Be optimistic: The world as we know it is ending

Michael Schaus

So, this decade didn’t really start off on the right foot.

In the span of three months, we went from happily ringing in the 2020 New Year with friends and family, to being confined to effective house-arrest as a global pandemic brought out the authoritarian tendencies of our elected officials. On top of that, the nation reeled from cultural and political divides that resulted in protests, riots and political violence during an election year where partisan tribalism was unlike anything we’ve seen in recent decades.

Indeed, on almost every front, last year brought to light the deep-seated dysfunctions within our society—with lockdowns, school closures and uncertainty amplifying all our cultural, political and economic woes. And so, it would seem, that after such a chaotic and exhausting year, one might be tempted to write off the remainder of this decade as a loss before it even has a chance to really get going.

Doing so would be a terrible mistake.

The truth is, the chaos that came to define 2020 was a long time coming. The structural fractures in our politics, culture and government institutions have long been eating away at our previous sense of “normal.” And while specific governor diktats are certainly responsible for much of the disruption we’ve seen in the last year, we were actually in the midst of a deeply transformational time already.
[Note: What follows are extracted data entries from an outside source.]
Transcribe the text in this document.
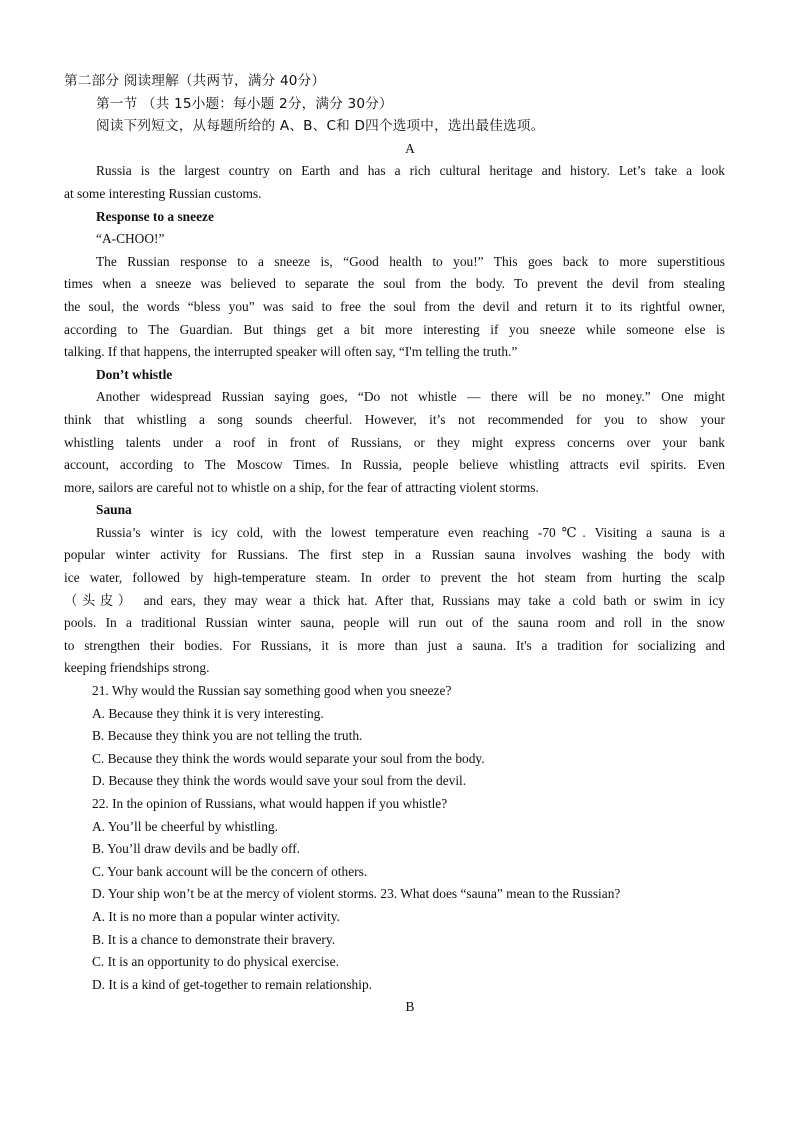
第二部分 阅读理解（共两节，满分 40分）
第一节 （共 15小题：每小题 2分，满分 30分）
阅读下列短文，从每题所给的 A、B、C和 D四个选项中，选出最佳选项。
A
Russia is the largest country on Earth and has a rich cultural heritage and history. Let’s take a look
at some interesting Russian customs.
Response to a sneeze
“A-CHOO!”
The Russian response to a sneeze is, “Good health to you!” This goes back to more superstitious
times when a sneeze was believed to separate the soul from the body. To prevent the devil from stealing
the soul, the words “bless you” was said to free the soul from the devil and return it to its rightful owner,
according to The Guardian. But things get a bit more interesting if you sneeze while someone else is
talking. If that happens, the interrupted speaker will often say, “I'm telling the truth.”
Don’t whistle
Another widespread Russian saying goes, “Do not whistle — there will be no money.” One might
think that whistling a song sounds cheerful. However, it’s not recommended for you to show your
whistling talents under a roof in front of Russians, or they might express concerns over your bank
account, according to The Moscow Times. In Russia, people believe whistling attracts evil spirits. Even
more, sailors are careful not to whistle on a ship, for the fear of attracting violent storms.
Sauna
Russia’s winter is icy cold, with the lowest temperature even reaching -70℃. Visiting a sauna is a
popular winter activity for Russians. The first step in a Russian sauna involves washing the body with
ice water, followed by high-temperature steam. In order to prevent the hot steam from hurting the scalp
（头皮） and ears, they may wear a thick hat. After that, Russians may take a cold bath or swim in icy
pools. In a traditional Russian winter sauna, people will run out of the sauna room and roll in the snow
to strengthen their bodies. For Russians, it is more than just a sauna. It's a tradition for socializing and
keeping friendships strong.
21. Why would the Russian say something good when you sneeze?
A. Because they think it is very interesting.
B. Because they think you are not telling the truth.
C. Because they think the words would separate your soul from the body.
D. Because they think the words would save your soul from the devil.
22. In the opinion of Russians, what would happen if you whistle?
A. You’ll be cheerful by whistling.
B. You’ll draw devils and be badly off.
C. Your bank account will be the concern of others.
D. Your ship won’t be at the mercy of violent storms. 23. What does “sauna” mean to the Russian?
A. It is no more than a popular winter activity.
B. It is a chance to demonstrate their bravery.
C. It is an opportunity to do physical exercise.
D. It is a kind of get-together to remain relationship.
B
Which makes sense, given the technological changes that have defined the first part of the 21st century. The way we communicate, access information and consume news has undergone dramatic shifts in the last couple decades. As is evidenced by the popularity of political outsiders, such as Donald Trump or Alexandria Ocasio-Cortez, such shifts have had a profound impact on other important areas of our lives—such as politics.

Making these disruptions even more pronounced is the magnitude of generational differences during an era of such fast-paced change. The post-9/11 generation is just now coming of age. Generations who grew up after the fall of the Berlin Wall are gaining leadership roles in the economy and in politics. And, as a result, the older generations who were shaped by the ideological and social landscape of the 20th Century no longer guide the nation’s cultural, political or professional conversations the way they used to.

And just like the economic disruption businesses see when innovative competitors enter their industry, these disruptions on the technological, political and cultural fronts drive uncertainty, tension and chaos. Combined with government’s heavy-handed authoritarian response to a global pandemic, it’s actually difficult to see, in retrospect, how 2020 could have been anything other than exhausting.

The world’s former sense of “normal” is gone, and in that void, we now find confusion, chaos and desperate attempts by the old guard to claw back the world as it was. However, from all this disruption, there are great opportunities to rebuild our world as a freer, more diverse place for individuals to thrive.

After all, the lockdowns alone have likely done more to impassion the concept of individual autonomy and freer markets among normal Americans than any white paper could have ever done. Nothing drives home the rather academic and wonky policy concepts of free markets and individual liberty quite like petty tyrants in government closing down businesses and declaring countless workers as “non-essential.” Nothing makes educational choice less abstract and more approachable than when entire school districts lock children out of the classroom.

In that sense, despite its occasionally nightmarish appearance, this decade could very well be one of great success for promoting the freedoms necessary for human flourishing… provided that we seize this moment as an opportunity, rather than accepting it as a defeat.

The chaos of 2020 will, undoubtedly, continue into this year and beyond. And while it will often look as if we’re sliding into an increasingly dark authoritarian future filled with chaos, angst and uncertainty, it’s crucial we remember that what we’re seeing isn’t an irreversible descent into madness. It’s a moment of massive cultural and political disruption that is screaming out for new ways to approach the world—ways that value and empower individuals rather than institutions.

In other words, the potential for the rest of this decade is limitless—which is, in itself, reason for optimism.